Organized on 14-15th October 2017 at IIT Roorkee
A 2-day (15-hour) workshop was held jointly by Sanskrit Club at IIT Roorkee and MIT School of Vedic Sciences (MITSVS). Dr Shrinivasa Varakhedi, Vice-chancellor of Kavikulaguru Kalidasa Sanskrit University, Nagpur was the instructor, while Prof. Sai Susarla, Dean, MITSVS, Pune was present to coordinate the workshop.
Rationale: Indic scientific texts have their own beauty and cover an extensive knowledge base. In order to understand them properly, it is necessary to acquire certain tools and understanding of their basic structure. Due to the long disconnect with Samskrit and India’s Vedic knowledge, there is a clear gap between modern Samskrit literature enthusiasts and Samskrit texts. This workshop endeavours to bridge this gap.
Day-I: Prof N P Padhy, Dean of Academic Affairs, IIT Roorkee was the chief guest for the inaugural session, which began with lighting the lamp and simultaneous chanting of Ekatmata Mantra. The workshop started with a brief introduction of all the knowledge resources in Samskrit such as Vedas, Agamas, Shastras, Puranas, Granthas. etc. As Vedas are considered to be the primary source of knowledge in Indic knowledge system, the methodology to understand Vedas was described. Six parts of Vedas, known as Vedangas, were elaborated.
Thereafter, the structure and characteristics of Shastras were described, highlighting the fact that their underlying philosophy is the same as that of modern science, with the addition of a lot more flexibility. Another important feature of Shastras is that they are descriptive in nature, not prescriptive, which means that they do not force the reader to accept a school of thought. Instead, they give certain ways to achieve definite goals. Moreover, they describe the natural behavior of subjects and the ways to deal with them in case of unexpected deviations. The session also explained the fact that unlike modern sciences, Shastras explain things keeping in mind a particular eligible seeker or Adhikari. While describing anything, the needs of the reader are always kept in mind, which is missing in today’s objective science.
The next session elaborated the concepts of Dharmi and Dharma. While, Dharmi is the object around which the description revolves, Dharma is the inherent property of that object. Dharma in this context can be Nirakansha Dharma and Sakansha Dharma.

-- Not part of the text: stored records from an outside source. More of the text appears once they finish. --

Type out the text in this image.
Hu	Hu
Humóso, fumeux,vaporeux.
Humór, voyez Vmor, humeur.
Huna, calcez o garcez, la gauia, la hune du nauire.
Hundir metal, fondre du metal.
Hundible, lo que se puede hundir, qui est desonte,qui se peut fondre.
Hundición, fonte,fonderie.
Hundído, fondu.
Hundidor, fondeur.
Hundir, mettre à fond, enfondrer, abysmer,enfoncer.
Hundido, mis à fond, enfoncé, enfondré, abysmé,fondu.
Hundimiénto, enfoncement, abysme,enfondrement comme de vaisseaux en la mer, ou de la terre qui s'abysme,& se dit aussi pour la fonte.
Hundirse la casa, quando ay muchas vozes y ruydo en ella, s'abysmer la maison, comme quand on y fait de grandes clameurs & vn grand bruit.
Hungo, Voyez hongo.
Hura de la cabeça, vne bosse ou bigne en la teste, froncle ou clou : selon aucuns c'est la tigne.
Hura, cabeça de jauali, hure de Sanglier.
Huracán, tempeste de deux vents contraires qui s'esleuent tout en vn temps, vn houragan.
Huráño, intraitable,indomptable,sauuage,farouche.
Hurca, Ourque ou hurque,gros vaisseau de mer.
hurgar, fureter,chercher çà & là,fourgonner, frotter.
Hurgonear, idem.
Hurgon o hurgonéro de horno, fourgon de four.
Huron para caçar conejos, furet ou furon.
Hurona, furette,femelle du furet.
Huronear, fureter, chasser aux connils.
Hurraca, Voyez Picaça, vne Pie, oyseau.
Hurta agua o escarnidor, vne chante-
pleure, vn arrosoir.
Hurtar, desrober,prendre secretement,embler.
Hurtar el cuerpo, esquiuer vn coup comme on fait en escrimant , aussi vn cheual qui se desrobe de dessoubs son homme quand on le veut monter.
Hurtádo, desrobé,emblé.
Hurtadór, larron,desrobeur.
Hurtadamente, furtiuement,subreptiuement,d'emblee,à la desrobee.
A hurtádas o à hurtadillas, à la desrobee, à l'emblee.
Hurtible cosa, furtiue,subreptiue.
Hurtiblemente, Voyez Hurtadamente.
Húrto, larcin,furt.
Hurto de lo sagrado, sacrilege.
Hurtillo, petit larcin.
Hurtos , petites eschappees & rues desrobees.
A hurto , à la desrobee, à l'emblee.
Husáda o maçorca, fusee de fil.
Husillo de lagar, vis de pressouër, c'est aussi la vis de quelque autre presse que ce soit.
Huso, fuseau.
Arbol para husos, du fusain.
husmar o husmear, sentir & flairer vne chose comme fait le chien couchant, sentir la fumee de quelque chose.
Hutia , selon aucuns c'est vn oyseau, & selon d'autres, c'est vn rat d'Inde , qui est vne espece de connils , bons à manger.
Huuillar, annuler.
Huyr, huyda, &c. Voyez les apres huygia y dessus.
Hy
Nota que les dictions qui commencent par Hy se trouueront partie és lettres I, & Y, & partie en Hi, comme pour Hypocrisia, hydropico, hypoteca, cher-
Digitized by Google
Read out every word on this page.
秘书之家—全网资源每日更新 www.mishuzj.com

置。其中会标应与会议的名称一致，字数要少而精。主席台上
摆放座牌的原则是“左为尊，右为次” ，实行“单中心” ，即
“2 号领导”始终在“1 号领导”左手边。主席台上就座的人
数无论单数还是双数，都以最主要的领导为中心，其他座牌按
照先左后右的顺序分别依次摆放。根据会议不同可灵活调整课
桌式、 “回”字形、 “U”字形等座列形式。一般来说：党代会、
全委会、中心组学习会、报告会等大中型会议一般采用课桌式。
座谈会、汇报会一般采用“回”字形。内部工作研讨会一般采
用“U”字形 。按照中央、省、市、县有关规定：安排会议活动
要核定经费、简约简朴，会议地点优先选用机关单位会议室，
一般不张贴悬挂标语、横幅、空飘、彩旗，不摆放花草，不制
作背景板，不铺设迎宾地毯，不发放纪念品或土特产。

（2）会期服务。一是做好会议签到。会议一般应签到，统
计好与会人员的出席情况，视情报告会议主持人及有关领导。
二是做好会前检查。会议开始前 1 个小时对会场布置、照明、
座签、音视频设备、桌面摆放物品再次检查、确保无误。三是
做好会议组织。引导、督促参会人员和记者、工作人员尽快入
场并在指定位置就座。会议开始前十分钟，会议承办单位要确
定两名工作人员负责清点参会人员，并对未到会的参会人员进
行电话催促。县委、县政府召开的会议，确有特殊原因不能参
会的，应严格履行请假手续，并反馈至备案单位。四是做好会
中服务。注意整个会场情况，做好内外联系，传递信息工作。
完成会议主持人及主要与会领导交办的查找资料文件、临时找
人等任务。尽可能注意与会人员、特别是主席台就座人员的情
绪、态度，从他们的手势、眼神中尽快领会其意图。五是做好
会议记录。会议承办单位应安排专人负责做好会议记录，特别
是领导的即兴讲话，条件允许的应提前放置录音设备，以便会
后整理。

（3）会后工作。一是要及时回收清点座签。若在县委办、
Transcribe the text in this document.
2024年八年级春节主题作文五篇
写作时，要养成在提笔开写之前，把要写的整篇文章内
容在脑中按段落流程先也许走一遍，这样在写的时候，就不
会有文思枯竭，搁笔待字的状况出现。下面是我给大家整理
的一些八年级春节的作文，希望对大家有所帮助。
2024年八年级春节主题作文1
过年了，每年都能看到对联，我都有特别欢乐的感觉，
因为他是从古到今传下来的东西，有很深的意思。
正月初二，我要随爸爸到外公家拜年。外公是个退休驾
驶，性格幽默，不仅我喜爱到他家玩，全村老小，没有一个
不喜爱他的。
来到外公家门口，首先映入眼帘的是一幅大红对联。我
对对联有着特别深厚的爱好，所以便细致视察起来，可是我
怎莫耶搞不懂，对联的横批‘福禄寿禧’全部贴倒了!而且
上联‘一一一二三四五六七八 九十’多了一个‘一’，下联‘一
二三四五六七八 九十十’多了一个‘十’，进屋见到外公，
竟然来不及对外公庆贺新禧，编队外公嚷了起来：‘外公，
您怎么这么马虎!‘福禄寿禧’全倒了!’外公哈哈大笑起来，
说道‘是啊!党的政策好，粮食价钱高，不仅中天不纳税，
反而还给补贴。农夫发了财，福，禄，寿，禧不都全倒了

This was followed by a Q&A session and Shanti Mantra.
Day-II: The first session discussed Indian Nyaya Shastra and centuries of Shastrarth tradition. The ancient Indian logic system and the way through which any issue is analyzed is called Mimamsa. The necessary condition to conduct ‘Mimamsa’ of some matter is that there must be a point of dispute, based on certain assumptions. This methodology contains 3 parts; viz. Purva Paksha, Uttar Paksha and Siddhanta. While Purva Paksha denies certain theories with examples and logic, Uttar Paksha replies to the counter-arguments raised in Purva Paksha. Finally, Siddhanta is the conclusion. While explaining the centuries-old Shastrarth tradition, the features of Shastrarth between Adi Shankaracharya and Mandan Mishra were described.
Output: After the exhaustive work of 2 days, workshop participants with no Samskrit background were comfortably able to understand the Samskrit description of Shastrarth tradition. In all, 25 B.Tech. students, including a couple of foreign students, and 5 faculty participated in the workshop.
Certificates were distributed to participants by Prof B K Mishra, Dean of Faculty Affairs, IIT Roorkee, during the valedictory function. He also delivered the keynote address on the occasion. Prof Anil Kumar Gourishetty, Coordinator of Sanskrit Club, IIT Roorkee, delivered the vote of thanks, which was followed by the chanting of Shanti Mantra.